The challenge: Waste and resource management company, Shanks, asked Waste Watch to run a pilot communications campaign to reduce contamination in two recycling collection rounds in the London boroughs of Havering and Barking and Dagenham. The aim was to tailor the communications approach for each so the campaign had the greatest impact on public behaviour in reducing recycling contamination.
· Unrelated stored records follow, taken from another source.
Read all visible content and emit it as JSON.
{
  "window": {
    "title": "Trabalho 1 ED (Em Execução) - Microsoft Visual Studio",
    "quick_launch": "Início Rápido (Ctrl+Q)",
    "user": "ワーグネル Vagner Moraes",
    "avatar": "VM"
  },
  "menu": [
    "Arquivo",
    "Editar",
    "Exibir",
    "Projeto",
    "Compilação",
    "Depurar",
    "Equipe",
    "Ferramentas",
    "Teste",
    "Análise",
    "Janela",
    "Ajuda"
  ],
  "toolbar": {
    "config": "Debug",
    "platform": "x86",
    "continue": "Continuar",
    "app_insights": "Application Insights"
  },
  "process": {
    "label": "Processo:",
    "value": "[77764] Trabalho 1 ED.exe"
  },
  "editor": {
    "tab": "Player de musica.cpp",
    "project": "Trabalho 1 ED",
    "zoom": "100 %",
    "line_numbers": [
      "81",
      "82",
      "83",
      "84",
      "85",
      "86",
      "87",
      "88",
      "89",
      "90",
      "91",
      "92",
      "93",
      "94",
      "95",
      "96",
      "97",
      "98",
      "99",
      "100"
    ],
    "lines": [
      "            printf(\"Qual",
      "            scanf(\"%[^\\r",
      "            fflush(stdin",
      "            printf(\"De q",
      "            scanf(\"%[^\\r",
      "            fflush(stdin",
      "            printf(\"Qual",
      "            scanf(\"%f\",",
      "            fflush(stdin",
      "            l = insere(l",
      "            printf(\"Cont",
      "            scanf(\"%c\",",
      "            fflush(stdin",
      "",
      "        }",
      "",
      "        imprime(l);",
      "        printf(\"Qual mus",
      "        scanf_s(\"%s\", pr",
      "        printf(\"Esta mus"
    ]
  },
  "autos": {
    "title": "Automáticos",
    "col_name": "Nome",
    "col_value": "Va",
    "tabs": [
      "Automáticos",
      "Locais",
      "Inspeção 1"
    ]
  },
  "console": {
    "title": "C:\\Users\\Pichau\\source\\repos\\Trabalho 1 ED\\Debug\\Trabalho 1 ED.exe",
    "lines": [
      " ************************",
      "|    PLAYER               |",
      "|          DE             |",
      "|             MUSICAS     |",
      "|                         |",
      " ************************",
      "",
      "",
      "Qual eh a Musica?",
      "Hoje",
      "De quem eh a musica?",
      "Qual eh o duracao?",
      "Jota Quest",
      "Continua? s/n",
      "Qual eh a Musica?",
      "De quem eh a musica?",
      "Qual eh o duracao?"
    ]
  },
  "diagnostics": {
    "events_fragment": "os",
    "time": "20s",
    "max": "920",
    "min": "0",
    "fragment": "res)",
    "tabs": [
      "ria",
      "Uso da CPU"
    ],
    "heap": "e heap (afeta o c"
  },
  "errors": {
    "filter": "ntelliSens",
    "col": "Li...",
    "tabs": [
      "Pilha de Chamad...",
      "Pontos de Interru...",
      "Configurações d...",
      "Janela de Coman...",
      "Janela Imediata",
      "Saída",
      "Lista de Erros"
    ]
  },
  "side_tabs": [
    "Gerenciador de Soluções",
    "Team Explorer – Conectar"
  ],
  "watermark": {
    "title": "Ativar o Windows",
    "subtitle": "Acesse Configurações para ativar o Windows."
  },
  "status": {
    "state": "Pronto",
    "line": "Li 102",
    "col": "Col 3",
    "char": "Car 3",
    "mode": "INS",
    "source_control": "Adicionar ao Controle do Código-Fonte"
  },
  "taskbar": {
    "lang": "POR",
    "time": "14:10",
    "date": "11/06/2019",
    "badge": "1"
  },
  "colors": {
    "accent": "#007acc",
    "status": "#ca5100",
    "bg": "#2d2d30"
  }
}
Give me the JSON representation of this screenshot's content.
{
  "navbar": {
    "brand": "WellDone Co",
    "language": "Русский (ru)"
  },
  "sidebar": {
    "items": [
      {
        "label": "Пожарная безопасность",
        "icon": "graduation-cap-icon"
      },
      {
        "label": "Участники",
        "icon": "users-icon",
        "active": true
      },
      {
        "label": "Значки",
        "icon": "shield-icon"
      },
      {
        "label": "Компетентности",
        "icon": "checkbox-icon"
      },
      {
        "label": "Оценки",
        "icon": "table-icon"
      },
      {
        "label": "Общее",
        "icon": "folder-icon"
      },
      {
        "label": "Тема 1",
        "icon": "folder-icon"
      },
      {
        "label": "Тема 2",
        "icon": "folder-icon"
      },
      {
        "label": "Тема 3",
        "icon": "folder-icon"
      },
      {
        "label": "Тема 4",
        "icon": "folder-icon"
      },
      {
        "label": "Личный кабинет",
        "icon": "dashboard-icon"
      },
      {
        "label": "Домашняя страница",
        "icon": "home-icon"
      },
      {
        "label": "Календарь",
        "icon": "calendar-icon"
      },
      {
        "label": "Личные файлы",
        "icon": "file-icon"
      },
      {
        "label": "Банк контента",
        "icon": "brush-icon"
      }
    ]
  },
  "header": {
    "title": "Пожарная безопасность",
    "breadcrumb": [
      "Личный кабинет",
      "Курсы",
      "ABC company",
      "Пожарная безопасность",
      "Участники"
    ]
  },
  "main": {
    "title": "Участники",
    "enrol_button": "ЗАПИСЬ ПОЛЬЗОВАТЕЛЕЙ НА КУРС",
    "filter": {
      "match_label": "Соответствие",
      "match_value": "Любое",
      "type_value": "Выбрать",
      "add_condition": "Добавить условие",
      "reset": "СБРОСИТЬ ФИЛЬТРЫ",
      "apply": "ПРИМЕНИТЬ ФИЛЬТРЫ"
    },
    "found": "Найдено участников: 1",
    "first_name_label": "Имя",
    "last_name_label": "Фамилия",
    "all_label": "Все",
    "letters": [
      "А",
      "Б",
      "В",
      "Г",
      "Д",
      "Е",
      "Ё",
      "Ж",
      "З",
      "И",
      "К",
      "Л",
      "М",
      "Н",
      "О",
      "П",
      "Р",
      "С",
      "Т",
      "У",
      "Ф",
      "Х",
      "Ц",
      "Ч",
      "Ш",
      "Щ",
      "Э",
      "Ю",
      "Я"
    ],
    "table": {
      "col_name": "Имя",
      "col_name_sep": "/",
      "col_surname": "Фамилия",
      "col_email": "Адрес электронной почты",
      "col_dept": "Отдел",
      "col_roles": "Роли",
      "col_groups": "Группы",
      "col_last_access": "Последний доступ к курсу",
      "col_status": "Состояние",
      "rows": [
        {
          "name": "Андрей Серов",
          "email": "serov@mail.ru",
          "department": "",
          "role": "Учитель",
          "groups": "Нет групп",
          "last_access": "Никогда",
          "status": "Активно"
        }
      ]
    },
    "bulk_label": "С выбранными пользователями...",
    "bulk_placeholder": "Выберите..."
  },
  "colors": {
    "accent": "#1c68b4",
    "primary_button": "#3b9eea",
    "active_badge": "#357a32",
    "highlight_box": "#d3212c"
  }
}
Our approach: Our teams worked with Shanks' collection crews over six weeks to monitor the recycling behaviour of each household on their routes. Waste Watch wrote and designed information leaflets, bin stickers and letters for residents who were contaminating their recycling, explaining what materials they should recycle and why not recycling the right things is an issue for the council. The messages became progressively more serious in tone if recycling continued to be contaminated over the six week period. We conducted a face to face doorstepping campaign to engage directly with residents and educate them about contamination; and delivered training to collection crews.
The results: Levels of contamination fell dramatically in both areas - from 14.7% to 1.0% in Havering and from 17.9% to 6.9% in Barking and Dagenham. This means more waste was recycled, it was cheaper for the council to process and the quality of recycled material at the end had improved.
"Waste Watch's targeted approach really paid off in both areas - we were really pleased with the results this campaign achieved".